The move is driven by an urgent need for stability. Leonid Radvinsky, the Ukrainian-American billionaire who owned OnlyFans, died of cancer last month at the age of 43, leaving the future of one of Britain’s most profitable privately held businesses suddenly uncertain.
The choice of Architect Capital is not arbitrary. The firm has deep expertise in financial services, which aligns neatly with OnlyFans’ ambitions to offer banking products to its creators, many of whom have long struggled to access basic financial services because of the nature of their work.
The numbers behind OnlyFans are, by any measure, staggering. The platform posted revenues of $1.4bn in the year to 30th November 2024, with a pre-tax profit of $684m, up four per cent on the prior year. Payments to creators totalled $7.2bn over the same period, a rise of nearly ten per cent. Radvinsky personally collected $701m in dividends from the business in 2024 alone, on top of more than $1bn in such payments he had already received. The platform, run through its parent company Felix International, hosts 4.6m creator accounts, with performers keeping 80 per cent of subscription proceeds and the platform pocketing the remaining 20 per cent. It has 377m fan accounts in total.

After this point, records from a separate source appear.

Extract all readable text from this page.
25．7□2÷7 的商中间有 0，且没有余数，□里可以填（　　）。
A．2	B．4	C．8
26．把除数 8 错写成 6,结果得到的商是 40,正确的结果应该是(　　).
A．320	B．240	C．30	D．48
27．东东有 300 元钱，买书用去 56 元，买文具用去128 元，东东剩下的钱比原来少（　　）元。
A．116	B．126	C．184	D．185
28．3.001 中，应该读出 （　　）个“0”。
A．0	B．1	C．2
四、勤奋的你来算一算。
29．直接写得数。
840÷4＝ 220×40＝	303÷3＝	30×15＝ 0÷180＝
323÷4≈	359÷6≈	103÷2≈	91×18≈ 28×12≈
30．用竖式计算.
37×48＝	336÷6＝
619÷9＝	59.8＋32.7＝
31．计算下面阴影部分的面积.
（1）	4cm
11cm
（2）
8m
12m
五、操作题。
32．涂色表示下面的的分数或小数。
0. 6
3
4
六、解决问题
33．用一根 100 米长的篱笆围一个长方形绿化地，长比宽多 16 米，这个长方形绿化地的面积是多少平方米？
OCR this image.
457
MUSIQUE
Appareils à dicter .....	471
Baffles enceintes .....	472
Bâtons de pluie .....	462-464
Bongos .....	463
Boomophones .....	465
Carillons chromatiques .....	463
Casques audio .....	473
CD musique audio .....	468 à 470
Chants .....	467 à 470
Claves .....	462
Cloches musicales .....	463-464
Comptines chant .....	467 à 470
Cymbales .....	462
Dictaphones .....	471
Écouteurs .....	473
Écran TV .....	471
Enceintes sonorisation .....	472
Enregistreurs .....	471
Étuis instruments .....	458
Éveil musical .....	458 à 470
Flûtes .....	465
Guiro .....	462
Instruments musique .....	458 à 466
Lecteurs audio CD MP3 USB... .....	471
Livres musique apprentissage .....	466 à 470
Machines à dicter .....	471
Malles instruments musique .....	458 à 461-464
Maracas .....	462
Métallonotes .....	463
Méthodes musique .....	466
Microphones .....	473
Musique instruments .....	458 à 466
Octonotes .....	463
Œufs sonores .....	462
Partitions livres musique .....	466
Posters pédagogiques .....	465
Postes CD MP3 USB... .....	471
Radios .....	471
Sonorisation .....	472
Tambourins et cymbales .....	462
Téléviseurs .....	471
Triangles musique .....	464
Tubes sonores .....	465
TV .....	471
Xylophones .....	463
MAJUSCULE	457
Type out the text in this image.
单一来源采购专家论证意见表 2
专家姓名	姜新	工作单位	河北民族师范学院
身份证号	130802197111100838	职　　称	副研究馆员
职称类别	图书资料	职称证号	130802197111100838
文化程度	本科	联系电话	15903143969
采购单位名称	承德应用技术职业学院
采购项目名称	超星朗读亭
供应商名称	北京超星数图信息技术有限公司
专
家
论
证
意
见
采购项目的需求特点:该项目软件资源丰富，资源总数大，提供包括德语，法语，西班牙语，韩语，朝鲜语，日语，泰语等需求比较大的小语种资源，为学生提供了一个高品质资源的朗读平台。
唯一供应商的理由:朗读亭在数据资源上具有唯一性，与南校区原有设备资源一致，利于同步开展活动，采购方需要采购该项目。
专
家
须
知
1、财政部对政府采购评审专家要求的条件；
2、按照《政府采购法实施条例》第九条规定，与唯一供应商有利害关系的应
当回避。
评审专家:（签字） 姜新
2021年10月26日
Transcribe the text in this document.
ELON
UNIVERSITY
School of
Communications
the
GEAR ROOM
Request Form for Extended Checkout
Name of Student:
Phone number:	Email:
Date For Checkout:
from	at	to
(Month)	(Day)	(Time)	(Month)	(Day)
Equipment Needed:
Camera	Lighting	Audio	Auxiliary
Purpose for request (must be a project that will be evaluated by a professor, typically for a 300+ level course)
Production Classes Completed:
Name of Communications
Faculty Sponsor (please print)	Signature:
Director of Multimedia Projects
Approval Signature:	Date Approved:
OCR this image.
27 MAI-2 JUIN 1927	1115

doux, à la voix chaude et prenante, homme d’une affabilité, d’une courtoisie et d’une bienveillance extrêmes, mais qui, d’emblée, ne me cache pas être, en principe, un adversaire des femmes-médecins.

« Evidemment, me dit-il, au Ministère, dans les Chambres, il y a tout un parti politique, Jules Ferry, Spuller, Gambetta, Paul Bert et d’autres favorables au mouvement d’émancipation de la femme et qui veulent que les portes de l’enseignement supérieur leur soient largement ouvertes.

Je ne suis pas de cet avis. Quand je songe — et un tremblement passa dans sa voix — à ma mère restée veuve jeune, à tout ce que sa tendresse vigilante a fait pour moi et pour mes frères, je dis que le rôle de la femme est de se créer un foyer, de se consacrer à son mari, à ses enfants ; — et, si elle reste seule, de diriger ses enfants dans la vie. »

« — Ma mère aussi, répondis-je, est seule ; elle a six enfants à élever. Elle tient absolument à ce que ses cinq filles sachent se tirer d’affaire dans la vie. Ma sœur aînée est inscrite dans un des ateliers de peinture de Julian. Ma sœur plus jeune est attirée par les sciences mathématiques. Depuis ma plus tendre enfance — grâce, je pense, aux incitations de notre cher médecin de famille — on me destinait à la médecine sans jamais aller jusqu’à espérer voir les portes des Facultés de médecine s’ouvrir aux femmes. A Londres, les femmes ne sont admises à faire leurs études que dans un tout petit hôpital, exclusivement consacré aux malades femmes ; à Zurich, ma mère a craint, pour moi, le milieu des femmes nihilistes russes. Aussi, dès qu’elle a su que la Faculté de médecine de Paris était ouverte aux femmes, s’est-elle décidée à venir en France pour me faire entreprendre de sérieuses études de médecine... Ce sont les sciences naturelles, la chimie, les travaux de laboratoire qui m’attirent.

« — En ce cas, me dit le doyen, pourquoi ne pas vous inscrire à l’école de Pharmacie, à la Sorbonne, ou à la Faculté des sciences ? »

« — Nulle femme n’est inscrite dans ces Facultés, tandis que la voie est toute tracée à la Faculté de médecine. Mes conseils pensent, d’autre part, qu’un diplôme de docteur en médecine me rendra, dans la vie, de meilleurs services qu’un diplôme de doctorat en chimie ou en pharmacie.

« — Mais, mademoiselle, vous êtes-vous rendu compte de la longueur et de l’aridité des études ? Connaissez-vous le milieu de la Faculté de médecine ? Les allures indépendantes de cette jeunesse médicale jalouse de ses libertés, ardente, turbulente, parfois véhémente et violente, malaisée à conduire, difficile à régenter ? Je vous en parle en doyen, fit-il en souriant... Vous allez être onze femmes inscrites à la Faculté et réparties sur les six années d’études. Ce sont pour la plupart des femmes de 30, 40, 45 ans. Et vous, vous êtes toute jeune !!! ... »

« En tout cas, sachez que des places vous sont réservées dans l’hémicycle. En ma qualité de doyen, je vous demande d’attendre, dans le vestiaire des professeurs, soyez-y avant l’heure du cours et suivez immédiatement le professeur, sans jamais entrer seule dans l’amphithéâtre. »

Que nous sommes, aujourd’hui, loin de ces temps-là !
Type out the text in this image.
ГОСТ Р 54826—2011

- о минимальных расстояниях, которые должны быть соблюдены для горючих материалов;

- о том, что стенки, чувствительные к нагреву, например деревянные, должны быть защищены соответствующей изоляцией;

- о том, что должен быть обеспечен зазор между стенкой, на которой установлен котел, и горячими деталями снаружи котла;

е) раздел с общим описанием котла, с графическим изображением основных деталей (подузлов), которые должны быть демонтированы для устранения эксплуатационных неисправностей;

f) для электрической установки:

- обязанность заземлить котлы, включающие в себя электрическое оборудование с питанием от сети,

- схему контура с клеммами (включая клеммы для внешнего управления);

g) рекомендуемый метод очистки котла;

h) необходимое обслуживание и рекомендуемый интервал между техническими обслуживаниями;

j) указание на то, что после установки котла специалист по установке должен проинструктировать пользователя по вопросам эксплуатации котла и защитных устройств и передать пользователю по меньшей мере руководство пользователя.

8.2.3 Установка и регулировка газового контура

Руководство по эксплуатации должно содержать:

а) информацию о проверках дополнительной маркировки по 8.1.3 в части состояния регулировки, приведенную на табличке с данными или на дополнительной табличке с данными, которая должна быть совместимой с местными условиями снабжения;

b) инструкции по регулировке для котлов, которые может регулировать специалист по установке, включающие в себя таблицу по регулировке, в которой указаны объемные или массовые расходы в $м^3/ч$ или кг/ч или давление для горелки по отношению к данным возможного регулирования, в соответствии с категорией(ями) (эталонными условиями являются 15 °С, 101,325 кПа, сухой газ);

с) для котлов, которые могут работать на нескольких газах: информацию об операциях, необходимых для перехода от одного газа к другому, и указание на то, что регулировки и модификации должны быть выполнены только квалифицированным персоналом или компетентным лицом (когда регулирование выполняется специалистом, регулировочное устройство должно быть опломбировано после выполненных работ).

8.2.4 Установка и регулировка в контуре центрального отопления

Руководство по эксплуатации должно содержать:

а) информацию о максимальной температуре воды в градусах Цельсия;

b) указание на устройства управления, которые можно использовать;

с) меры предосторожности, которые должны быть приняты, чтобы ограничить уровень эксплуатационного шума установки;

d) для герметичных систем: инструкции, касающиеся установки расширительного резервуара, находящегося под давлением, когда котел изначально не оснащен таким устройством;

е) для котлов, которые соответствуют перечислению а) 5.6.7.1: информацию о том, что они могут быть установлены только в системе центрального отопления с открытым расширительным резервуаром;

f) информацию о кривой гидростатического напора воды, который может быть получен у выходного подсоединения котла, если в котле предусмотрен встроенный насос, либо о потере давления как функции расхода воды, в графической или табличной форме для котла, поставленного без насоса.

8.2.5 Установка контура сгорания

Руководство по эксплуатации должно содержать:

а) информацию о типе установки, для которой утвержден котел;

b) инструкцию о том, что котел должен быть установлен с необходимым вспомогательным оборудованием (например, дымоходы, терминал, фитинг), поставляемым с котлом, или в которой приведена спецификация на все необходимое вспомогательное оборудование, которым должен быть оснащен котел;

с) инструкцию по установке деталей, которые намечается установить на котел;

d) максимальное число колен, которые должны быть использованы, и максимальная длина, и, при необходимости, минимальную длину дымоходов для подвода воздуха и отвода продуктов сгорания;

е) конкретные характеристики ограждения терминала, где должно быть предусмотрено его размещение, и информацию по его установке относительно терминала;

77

The current minority stake talks represent a notable scaling back of ambitions. In January, OnlyFans was reported to be in discussions with Architect about selling a majority stake of 60 per cent. Before that, the company had explored a sale to a consortium led by Forest Road Company, a Los Angeles-based investment firm. Neither deal materialised.
OnlyFans has built an enormously lucrative business on content that mainstream finance has long refused to touch. Now, with its owner gone and a $3bn valuation on the table, it is looking for the kind of respectable institutional backing that might finally persuade the banks to take its calls.